The problem is, even if we are installing epel via rpm, the path of baseurl configured in epel.repo and epel-testing.repo files are not valid because https://download.fedoraproject.org/ doesn’t exist.
Valid path is : https://dl.fedoraproject.org/pub/

So amend the base url in /etc/yum.repos.d/epel.repo from this : baseurl=http://download.fedoraproject.org/pub/epel/7/$basearch

to this :
baseurl=http://dl.fedoraproject.org/pub/epel/7/$basearch

Here's what I did

sudo nano /etc/yum.repos.d/epel.repo

Comment out the metalink and leave the existing baseurl commented out.
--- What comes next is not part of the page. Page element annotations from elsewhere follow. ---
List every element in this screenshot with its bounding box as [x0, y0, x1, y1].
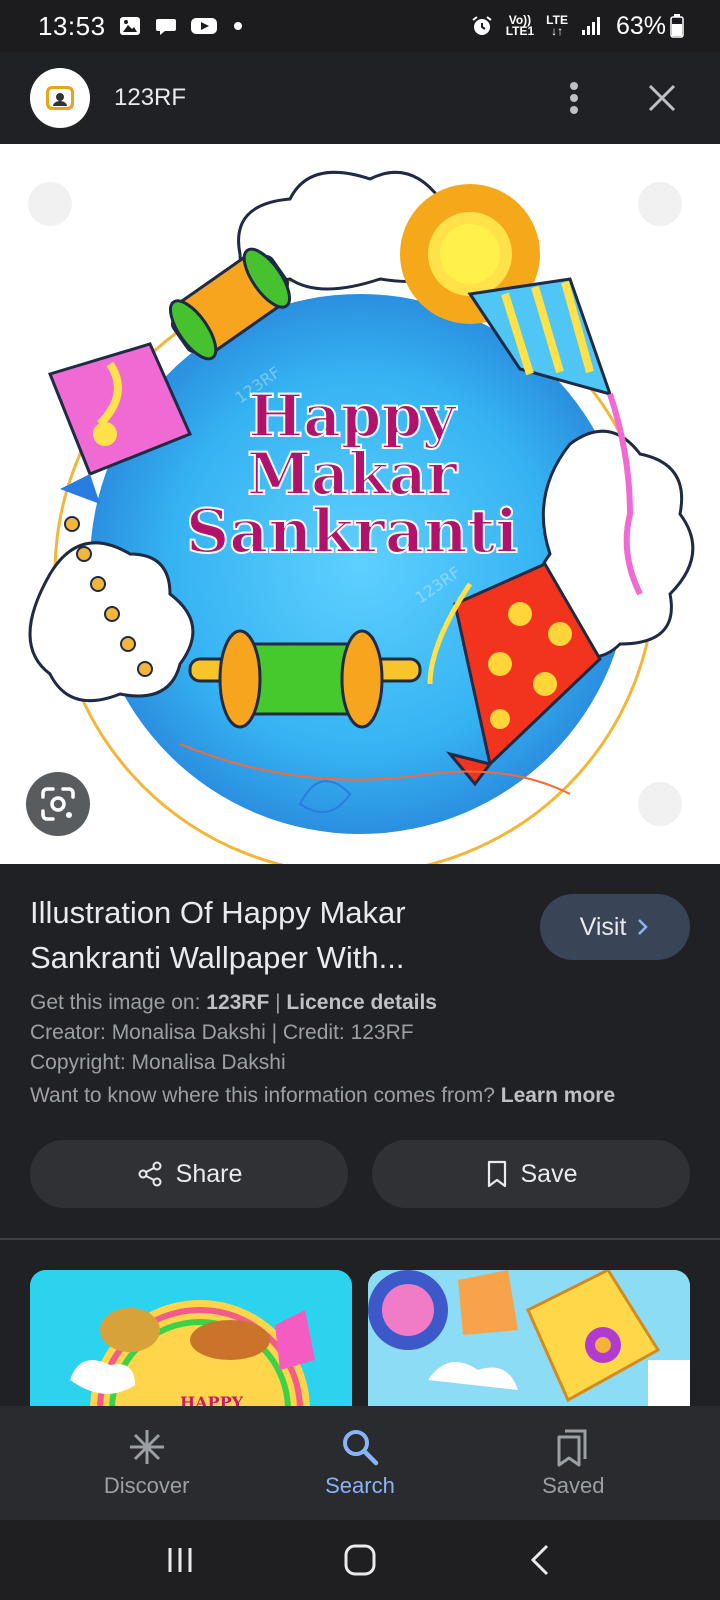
learn-more-link[interactable]: Learn more — [501, 1084, 615, 1107]
meta-separator: | — [269, 991, 287, 1014]
save-label: Save — [520, 1159, 578, 1188]
nav-saved-label: Saved — [542, 1473, 605, 1498]
related-thumbnail-2-art — [368, 1270, 690, 1410]
battery-percent: 63% — [615, 11, 666, 40]
alarm-icon — [472, 16, 492, 35]
chevron-right-icon — [638, 919, 649, 935]
screen: 13:53 Vo)) LTE1 LTE ↓↑ 63% 123RF Happy M… — [0, 0, 720, 1600]
signal-icon — [581, 17, 600, 35]
share-icon — [138, 1161, 162, 1187]
image-meta: Get this image on: 123RF | Licence detai… — [30, 988, 690, 1078]
action-row: Share Save — [30, 1140, 690, 1208]
status-time: 13:53 — [38, 10, 106, 41]
google-lens-button[interactable] — [26, 772, 90, 836]
home-icon — [344, 1544, 376, 1576]
licence-details-link[interactable]: Licence details — [286, 991, 437, 1014]
youtube-icon — [190, 18, 217, 34]
related-images: HAPPY — [30, 1270, 690, 1410]
asterisk-icon — [129, 1430, 164, 1464]
headline-sankranti: Sankranti — [186, 497, 518, 567]
title-row: Illustration Of Happy Makar Sankranti Wa… — [30, 890, 690, 980]
data-arrows-icon: ↓↑ — [551, 24, 564, 38]
volte-indicator: Vo)) LTE1 — [505, 14, 535, 38]
site-favicon-icon — [30, 68, 90, 128]
site-name[interactable]: 123RF — [114, 84, 186, 112]
info-source-question: Want to know where this information come… — [30, 1084, 501, 1107]
volte-bottom: LTE1 — [505, 24, 535, 38]
makar-sankranti-illustration: Happy Makar Sankranti 123RF 123RF — [28, 170, 695, 864]
home-button[interactable] — [330, 1530, 390, 1590]
nav-discover[interactable]: Discover — [67, 1427, 227, 1499]
visit-button[interactable]: Visit — [540, 894, 690, 960]
visit-label: Visit — [579, 912, 627, 941]
status-left: 13:53 — [38, 11, 242, 42]
back-button[interactable] — [510, 1530, 570, 1590]
bookmark-icon — [487, 1160, 506, 1188]
nav-discover-label: Discover — [103, 1473, 190, 1498]
save-button[interactable]: Save — [372, 1140, 690, 1208]
gallery-icon — [119, 17, 140, 35]
nav-saved[interactable]: Saved — [493, 1427, 653, 1499]
creator-credit: Creator: Monalisa Dakshi | Credit: 123RF — [30, 1021, 414, 1044]
more-options-icon[interactable] — [554, 78, 594, 118]
bottom-navigation: Discover Search Saved — [0, 1406, 720, 1520]
related-thumbnail-1-art: HAPPY — [30, 1270, 352, 1410]
get-image-source[interactable]: 123RF — [206, 991, 269, 1014]
image-title[interactable]: Illustration Of Happy Makar Sankranti Wa… — [30, 890, 500, 980]
get-image-line: Get this image on: 123RF | Licence detai… — [30, 988, 690, 1018]
status-right: Vo)) LTE1 LTE ↓↑ 63% — [470, 12, 684, 41]
lte-indicator: LTE ↓↑ — [546, 14, 568, 38]
notification-dot-icon — [233, 22, 242, 30]
chat-icon — [155, 19, 176, 35]
saved-collections-icon — [557, 1429, 587, 1467]
battery-indicator: 63% — [616, 12, 684, 41]
main-image[interactable]: Happy Makar Sankranti 123RF 123RF — [0, 144, 720, 864]
related-thumbnail-2[interactable] — [368, 1270, 690, 1410]
search-icon — [342, 1430, 379, 1466]
viewer-header: 123RF — [0, 52, 720, 144]
get-image-prefix: Get this image on: — [30, 991, 207, 1014]
lens-icon — [41, 787, 75, 821]
status-bar: 13:53 Vo)) LTE1 LTE ↓↑ 63% — [0, 0, 720, 52]
nav-search[interactable]: Search — [280, 1427, 440, 1499]
recent-apps-icon — [168, 1548, 192, 1572]
copyright: Copyright: Monalisa Dakshi — [30, 1051, 286, 1074]
share-label: Share — [175, 1159, 243, 1188]
share-button[interactable]: Share — [30, 1140, 348, 1208]
image-info: Illustration Of Happy Makar Sankranti Wa… — [30, 890, 690, 1108]
nav-search-label: Search — [325, 1473, 395, 1498]
info-source-line: Want to know where this information come… — [30, 1084, 690, 1108]
battery-icon — [670, 14, 684, 38]
related-thumbnail-1[interactable]: HAPPY — [30, 1270, 352, 1410]
back-icon — [530, 1544, 549, 1576]
close-icon[interactable] — [642, 78, 682, 118]
divider — [0, 1238, 720, 1240]
system-navigation — [0, 1520, 720, 1600]
recent-apps-button[interactable] — [150, 1530, 210, 1590]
name=Extra Packages for Enterprise Linux 7 - $basearch
#baseurl=http://download.fedoraproject.org/pub/epel/7/$basearch
#metalink=https://mirrors.fedoraproject.org/metalink?repo=epel-7&arch=$basearch
failovermethod=priority
enabled=1
gpgcheck=1
gpgkey=file:///etc/pki/rpm-gpg/RPM-GPG-KEY-EPEL-7

CAN BE REMOVED {

[epel-debuginfo]
name=Extra Packages for Enterprise Linux 7 - $basearch - Debug
#baseurl=http://download.fedoraproject.org/pub/epel/7/$basearch/debug
#metalink=https://mirrors.fedoraproject.org/metalink?repo=epel-debug-7&arch=$basearch
failovermethod=priority
enabled=0
gpgkey=file:///etc/pki/rpm-gpg/RPM-GPG-KEY-EPEL-7
gpgcheck=1

[epel-source]
name=Extra Packages for Enterprise Linux 7 - $basearch - Source
#baseurl=http://download.fedoraproject.org/pub/epel/7/SRPMS
#metalink=https://mirrors.fedoraproject.org/metalink?repo=epel-source-7&arch=$basearch
failovermethod=priority
enabled=0
gpgkey=file:///etc/pki/rpm-gpg/RPM-GPG-KEY-EPEL-7
gpgcheck=1

}

Add a new baseurl

baseurl=https://armv7.dev.centos.org/repodir/epel-pass-1/

save the file sudo yum update

I was able to get the epel repos to update and download and in checking if epel-release was installed with yum install epel-release I got an already installed package message. UPDATE:change gpgcheck=1 to 0 and should be fine. I also removed the gpgkey= line.

Let me know if it helps!

[cont] When I installed htop.armv7h1 I had to do the --nogpgcheck with yum and it installed fine.